Eu acho que a questão não tem a ver com as eleições em Portugal. Tem a ver com aquilo que são eleições que têm tido lugar em vários países, ou com aquelas que são as projecções para as eleições europeias que dão conta da possibilidade de um crescimento muito significativo de partidos políticos que se alicerçam numa perspetiva mais soberanista e nacionalista. E eu acho que isso deve ser um motivo de reflexão e de ação para a própria União Europeia. Há uma coisa que eu tenho defendido e que é a necessidade de uma Europa mais forte, que tenha uma ligação, uma ancoragem, em que efetivamente as pessoas se revêem na forma como as coisas estão a ser feitas na forma como a Europa atua e para que isso aconteça ou para alcançar este objetivo, parece-me essencial, não apenas um maior esforço de ligação aos cidadãos - explicação de esclarecimento e informação - mas também um grande esforço de simplificação quanto àquilo que a Europa faz e desde logo neste processo de ligação com os cidadãos. Isso não tem sido, na minha opinião. Obviamente não tem sido uma constante, não tem sido algo que me parece estar alcançado, já num grau que permita eliminar um conjunto de receios que os cidadãos europeus têm neste momento e que, na minha opinião, é aquilo que justifica em grande medida o crescimento desses fenómenos partidários.

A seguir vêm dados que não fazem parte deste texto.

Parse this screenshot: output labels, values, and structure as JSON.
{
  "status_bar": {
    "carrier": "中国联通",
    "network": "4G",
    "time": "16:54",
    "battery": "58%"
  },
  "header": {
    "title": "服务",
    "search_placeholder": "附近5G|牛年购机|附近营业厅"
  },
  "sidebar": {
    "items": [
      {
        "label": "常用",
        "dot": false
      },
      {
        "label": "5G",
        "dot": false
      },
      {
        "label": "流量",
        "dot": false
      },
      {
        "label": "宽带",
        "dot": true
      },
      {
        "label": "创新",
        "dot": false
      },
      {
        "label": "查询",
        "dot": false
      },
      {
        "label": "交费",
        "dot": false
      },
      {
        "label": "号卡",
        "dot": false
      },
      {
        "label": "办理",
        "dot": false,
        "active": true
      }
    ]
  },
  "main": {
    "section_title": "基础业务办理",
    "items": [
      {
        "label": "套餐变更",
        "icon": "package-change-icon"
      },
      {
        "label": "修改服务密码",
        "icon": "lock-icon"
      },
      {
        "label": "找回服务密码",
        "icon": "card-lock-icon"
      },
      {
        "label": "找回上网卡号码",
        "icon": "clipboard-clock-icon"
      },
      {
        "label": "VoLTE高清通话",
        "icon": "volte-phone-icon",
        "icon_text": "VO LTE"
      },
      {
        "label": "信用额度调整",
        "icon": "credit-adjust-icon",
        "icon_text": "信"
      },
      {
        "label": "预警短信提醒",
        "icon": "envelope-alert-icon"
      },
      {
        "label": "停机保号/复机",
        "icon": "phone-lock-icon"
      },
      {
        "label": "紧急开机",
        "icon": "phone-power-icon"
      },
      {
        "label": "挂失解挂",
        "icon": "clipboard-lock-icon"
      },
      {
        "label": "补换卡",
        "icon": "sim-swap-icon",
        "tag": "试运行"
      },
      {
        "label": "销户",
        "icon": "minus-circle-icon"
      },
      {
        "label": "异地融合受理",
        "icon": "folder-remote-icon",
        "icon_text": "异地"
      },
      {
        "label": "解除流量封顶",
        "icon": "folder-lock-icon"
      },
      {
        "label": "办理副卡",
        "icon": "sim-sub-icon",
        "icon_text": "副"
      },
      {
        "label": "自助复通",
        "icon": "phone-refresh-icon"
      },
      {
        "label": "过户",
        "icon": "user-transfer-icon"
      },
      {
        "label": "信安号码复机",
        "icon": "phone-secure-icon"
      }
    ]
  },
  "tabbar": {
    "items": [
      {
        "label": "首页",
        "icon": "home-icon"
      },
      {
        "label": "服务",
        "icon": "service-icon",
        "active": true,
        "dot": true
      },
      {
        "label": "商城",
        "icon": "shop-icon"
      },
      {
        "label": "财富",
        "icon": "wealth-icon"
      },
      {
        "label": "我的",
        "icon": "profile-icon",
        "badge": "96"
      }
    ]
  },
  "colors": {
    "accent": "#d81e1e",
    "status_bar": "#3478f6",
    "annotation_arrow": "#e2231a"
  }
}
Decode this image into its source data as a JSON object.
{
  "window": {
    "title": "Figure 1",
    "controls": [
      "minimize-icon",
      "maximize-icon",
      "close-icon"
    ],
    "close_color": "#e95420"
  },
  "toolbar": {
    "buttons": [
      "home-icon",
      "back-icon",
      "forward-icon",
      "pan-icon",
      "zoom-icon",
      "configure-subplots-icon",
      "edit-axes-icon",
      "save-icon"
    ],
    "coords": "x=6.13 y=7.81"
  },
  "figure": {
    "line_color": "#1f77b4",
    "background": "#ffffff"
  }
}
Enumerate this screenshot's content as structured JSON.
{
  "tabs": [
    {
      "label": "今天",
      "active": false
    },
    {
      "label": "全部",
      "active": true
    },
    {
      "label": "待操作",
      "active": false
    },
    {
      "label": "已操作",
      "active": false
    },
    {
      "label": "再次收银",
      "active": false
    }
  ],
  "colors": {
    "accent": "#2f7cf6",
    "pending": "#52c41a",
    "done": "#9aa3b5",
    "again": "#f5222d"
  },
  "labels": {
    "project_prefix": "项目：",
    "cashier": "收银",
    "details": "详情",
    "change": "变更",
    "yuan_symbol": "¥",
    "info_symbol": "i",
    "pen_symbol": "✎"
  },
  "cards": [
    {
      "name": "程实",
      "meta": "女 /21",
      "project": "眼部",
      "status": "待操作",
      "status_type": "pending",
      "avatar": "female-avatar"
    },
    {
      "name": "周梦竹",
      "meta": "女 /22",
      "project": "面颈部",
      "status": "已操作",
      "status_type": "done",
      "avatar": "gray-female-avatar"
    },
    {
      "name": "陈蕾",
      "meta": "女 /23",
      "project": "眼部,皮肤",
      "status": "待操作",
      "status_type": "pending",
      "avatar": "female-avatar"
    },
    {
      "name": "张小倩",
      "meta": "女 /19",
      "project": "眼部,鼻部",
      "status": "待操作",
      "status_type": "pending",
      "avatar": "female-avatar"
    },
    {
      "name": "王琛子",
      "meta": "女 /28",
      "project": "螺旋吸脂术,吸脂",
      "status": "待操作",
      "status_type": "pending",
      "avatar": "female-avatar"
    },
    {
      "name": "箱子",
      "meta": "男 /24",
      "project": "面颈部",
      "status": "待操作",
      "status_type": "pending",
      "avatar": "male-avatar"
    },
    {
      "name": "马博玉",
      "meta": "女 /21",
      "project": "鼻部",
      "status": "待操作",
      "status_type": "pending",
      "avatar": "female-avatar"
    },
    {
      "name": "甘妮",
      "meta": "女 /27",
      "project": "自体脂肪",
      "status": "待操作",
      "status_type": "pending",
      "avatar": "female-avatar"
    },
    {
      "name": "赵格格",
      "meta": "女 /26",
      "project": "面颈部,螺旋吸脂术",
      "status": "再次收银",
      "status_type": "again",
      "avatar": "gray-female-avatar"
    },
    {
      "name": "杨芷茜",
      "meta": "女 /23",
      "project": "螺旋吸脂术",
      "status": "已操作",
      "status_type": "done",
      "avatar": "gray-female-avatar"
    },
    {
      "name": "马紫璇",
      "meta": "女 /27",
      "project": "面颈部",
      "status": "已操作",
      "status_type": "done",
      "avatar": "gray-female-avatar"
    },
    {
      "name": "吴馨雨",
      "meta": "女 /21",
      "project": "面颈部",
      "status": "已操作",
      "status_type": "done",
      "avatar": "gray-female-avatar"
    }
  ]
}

O seu mandato como Presidente do Comité de todas Regiões vai até quando?
Janeiro de 2025.
Janeiro 2025, portanto, está preparado para nos últimos meses do seu mandato ter de lidar com um Parlamento Europeu, em que o em que o populismo de direita é uma das principais famílias políticas?
Eu julgo que a minha experiência regional já me dá alguma preparação para isso. Desde 2020 que o Parlamento dos Açores tem a presença do Chega e há um governo regional que contou até Fevereiro até às últimas eleições, com apoio do Chega, mas do ponto de vista europeu, claro que há. Há essa projeção de que partidos políticos com uma visão menos comunitária, digamos assim, tenham um crescimento muito significativo a nível a nível de representação do Parlamento Europeu e naturalmente que o Comité das Regiões tem que estar preparado para trabalhar com o PE enquanto instituição, também tendo em conta aquilo que é o peso que essas sensibilidades e que essas expressões têm na formação da vontade dessa tensão.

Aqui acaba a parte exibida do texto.